Appropriateness… Such a potentially damning word. How many parents, teachers, Christian conservatives and librarians read of Margo Lanagan’s Tender Morsels and censored it from inquisitive readers on the grounds it wasn’t ‘appropriate’ for younger readers — many before they even bothered reading it? Quite a few, judging from the rollercoaster range of shocked and outraged reviews.
I concede that rape, incest, forced abortions, murder, and witchcraft are powerful themes, but what is at the core of the book beneath its extraordinary inventiveness? It speaks of how a lonely, damaged young woman builds fences in her mind to block out pain — an act of survival as brave and perilous as any great hero’s quest (and similar, in this aspect, to The Life of Pi). And it reminds us of the journey each of us must take to discover our own unique identity — our life purpose; our home and hearth — that leap of faith into the void, which opens up the door to what the great Joseph Campbell called our ‘bliss’. Our individuation. Our struggle to bring meaning to this thing called ‘life’.
Is this not, in fact, what all good fiction does? Our whole understanding of the world is brought to us via observation, exploration, integration — and the most powerful means, since human beings first expressed their thoughts in pictures, gestures, words, is through the medium of story. It’s hard-wired into us. It is, perhaps, the greatest treasure our complex brains have gifted us: that with our imaginative capacity for story we can enter other lives and worlds, in order to find the innate ‘human-ness’ of our own.

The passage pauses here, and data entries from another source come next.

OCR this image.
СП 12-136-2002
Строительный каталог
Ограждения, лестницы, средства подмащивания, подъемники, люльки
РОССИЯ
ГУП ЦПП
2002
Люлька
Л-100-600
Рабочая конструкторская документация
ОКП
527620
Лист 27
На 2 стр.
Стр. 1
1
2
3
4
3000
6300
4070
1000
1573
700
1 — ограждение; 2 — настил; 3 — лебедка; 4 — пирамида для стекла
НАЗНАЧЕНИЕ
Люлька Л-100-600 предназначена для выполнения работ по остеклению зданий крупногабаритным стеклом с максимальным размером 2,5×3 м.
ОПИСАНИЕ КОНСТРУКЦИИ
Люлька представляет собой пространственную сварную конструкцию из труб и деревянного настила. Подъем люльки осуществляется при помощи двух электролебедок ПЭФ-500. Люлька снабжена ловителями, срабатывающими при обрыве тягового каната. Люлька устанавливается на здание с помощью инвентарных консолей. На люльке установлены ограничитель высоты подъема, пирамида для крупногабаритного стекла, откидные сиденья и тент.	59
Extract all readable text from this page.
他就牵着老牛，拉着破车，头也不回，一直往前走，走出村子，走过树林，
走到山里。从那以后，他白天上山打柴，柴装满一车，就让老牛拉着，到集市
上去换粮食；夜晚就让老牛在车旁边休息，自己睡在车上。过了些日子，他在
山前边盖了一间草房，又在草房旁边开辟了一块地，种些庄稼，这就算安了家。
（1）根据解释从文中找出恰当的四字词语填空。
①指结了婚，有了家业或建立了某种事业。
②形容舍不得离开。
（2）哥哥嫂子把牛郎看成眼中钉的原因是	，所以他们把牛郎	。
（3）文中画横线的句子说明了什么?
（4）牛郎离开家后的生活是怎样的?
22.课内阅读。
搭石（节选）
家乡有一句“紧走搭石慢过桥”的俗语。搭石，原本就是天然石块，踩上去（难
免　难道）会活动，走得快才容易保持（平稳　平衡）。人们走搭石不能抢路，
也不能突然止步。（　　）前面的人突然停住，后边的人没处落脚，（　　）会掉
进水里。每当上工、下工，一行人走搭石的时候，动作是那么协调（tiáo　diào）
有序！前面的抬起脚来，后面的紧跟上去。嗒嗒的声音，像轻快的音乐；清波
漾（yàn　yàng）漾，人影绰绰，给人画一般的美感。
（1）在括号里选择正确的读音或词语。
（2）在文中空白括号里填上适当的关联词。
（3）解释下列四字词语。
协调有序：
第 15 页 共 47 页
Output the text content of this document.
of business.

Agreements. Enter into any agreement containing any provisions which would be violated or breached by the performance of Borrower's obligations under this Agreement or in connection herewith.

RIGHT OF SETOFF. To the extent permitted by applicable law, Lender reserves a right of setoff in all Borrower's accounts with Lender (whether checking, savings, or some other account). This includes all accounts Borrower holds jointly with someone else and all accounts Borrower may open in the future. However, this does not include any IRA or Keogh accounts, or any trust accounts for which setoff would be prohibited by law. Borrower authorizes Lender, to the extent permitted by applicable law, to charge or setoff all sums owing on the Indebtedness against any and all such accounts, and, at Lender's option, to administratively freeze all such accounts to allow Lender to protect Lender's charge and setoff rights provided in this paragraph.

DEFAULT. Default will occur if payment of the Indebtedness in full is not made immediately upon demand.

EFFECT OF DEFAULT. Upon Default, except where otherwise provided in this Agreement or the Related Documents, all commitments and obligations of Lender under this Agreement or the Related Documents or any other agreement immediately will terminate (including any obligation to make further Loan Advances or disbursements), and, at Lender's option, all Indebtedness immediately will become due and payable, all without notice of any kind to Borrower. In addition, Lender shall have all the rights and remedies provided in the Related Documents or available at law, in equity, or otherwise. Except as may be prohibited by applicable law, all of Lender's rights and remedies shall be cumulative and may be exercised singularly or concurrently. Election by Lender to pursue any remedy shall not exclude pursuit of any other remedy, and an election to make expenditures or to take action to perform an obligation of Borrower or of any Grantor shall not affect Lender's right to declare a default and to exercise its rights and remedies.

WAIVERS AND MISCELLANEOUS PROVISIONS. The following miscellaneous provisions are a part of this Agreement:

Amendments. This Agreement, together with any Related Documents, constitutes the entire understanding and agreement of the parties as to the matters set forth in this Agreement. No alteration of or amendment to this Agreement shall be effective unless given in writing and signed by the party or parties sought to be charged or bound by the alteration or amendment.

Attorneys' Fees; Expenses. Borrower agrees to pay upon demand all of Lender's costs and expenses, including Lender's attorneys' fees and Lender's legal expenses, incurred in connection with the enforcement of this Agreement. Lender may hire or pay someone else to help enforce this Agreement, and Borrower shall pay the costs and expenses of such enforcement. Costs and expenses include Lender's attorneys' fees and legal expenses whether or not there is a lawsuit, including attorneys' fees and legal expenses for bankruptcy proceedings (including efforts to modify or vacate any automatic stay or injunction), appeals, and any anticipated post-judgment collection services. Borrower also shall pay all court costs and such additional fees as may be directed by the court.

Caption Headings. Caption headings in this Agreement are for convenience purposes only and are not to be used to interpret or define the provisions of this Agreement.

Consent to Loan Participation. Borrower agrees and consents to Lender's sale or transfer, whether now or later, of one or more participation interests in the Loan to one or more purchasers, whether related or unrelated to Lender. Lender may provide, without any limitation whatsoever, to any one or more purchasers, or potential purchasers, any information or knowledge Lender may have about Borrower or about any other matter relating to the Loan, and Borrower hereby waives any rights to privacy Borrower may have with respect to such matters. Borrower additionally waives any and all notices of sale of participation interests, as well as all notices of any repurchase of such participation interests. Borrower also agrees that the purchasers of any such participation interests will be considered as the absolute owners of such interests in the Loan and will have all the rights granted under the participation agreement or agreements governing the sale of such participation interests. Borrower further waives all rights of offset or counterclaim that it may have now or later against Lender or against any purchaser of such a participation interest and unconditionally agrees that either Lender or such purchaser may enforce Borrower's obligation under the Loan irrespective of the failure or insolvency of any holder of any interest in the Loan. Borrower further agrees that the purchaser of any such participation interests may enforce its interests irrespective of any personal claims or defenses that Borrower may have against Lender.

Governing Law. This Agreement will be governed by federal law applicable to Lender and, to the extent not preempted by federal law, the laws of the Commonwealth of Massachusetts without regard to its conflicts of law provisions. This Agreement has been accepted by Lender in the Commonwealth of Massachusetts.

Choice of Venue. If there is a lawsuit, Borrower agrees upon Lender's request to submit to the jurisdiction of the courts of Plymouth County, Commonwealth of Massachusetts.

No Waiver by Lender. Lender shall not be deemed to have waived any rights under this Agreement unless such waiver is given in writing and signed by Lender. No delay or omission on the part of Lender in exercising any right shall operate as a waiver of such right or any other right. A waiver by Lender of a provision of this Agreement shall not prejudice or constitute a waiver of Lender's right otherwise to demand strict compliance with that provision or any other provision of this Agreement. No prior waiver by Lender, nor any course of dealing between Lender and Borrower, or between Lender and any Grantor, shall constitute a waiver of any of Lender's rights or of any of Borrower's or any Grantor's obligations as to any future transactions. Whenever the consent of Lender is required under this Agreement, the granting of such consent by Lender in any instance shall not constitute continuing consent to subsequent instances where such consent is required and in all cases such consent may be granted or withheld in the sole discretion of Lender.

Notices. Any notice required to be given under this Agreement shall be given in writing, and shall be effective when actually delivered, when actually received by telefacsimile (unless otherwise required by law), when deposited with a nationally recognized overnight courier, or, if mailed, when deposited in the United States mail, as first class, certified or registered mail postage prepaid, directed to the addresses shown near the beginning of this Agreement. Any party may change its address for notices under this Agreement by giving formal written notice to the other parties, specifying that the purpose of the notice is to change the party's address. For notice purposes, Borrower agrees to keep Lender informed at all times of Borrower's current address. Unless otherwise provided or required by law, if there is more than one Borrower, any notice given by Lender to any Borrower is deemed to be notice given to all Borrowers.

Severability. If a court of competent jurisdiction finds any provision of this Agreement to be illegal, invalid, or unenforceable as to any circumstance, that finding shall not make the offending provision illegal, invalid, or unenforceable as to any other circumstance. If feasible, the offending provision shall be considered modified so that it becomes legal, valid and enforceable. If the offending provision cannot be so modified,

And if this, indeed, is the secret power of story, then to give the up-and-coming generation the opportunity to broaden their emotional, moral and ethical horizons through story must surely be the goal? It’s not enough to amuse or entertain with self-centred, mindless pap when the very basis of our existence on this planet is at risk. At a time when so-called ‘news’ and media is in the strangle-hold of neo-liberal ideologies and corporations — and where that word ‘appropriateness’ is merely code for ‘censorship’ — it’s more important than ever that alternative narratives are made available out in there in the real world.
Okay, so if I’m going to sanction an author taking on the gritty realism and consequences of rape and incest etc., what then do I deem as ‘inappropriate’? As with any commentator, I guess, it comes down to a question of morals and values. Mine are not driven by any religious or ideological imperative other than wanting to uphold basic human rights, and to underline the consequences of each chosen behaviour, good or bad. It pains me to see books that glamorise casual cruelty, the cult of meanness, glorification of war and senseless, gratuitous violence. I’m pretty anti many of the ambiguous messages about sex too: that coupling is somehow dirty and unnatural — and that a woman who says ‘no’ really means ‘yes’, so long as she is pressured long and hard enough[1]. Like the medical profession’s Hippocratic Oath, I believe a writer’s starting point should be the maxim: first, do no harm.
To me, the best, most memorable literature shines a light into the dark recesses of the human condition, in order that we can challenge preconceptions (and misconceptions) and provoke deeper, more compassionate thought.
In every life there are pivotal moments, both big and small, that takes our accumulated understanding at that point and spins it on its head. Fiction has the power to do this: to outrage us, frighten us, teach us, move us. To allow us to walk a mile in someone else’s shoes. And this last, perhaps, of all fiction’s powers, is the most important. For if we can find empathy and compassion for others — that explosive moment when the ‘I’ world-view becomes a ‘we’ — it opens up our hearts and minds.
This is what reading Margo Lanagan’s Tender Morsels has the force to do. To help us understand that the only way to survive in this difficult, complicated, brutal world is to embrace the beautiful alongside the ugly — and to succumb to the simple, universal power of love.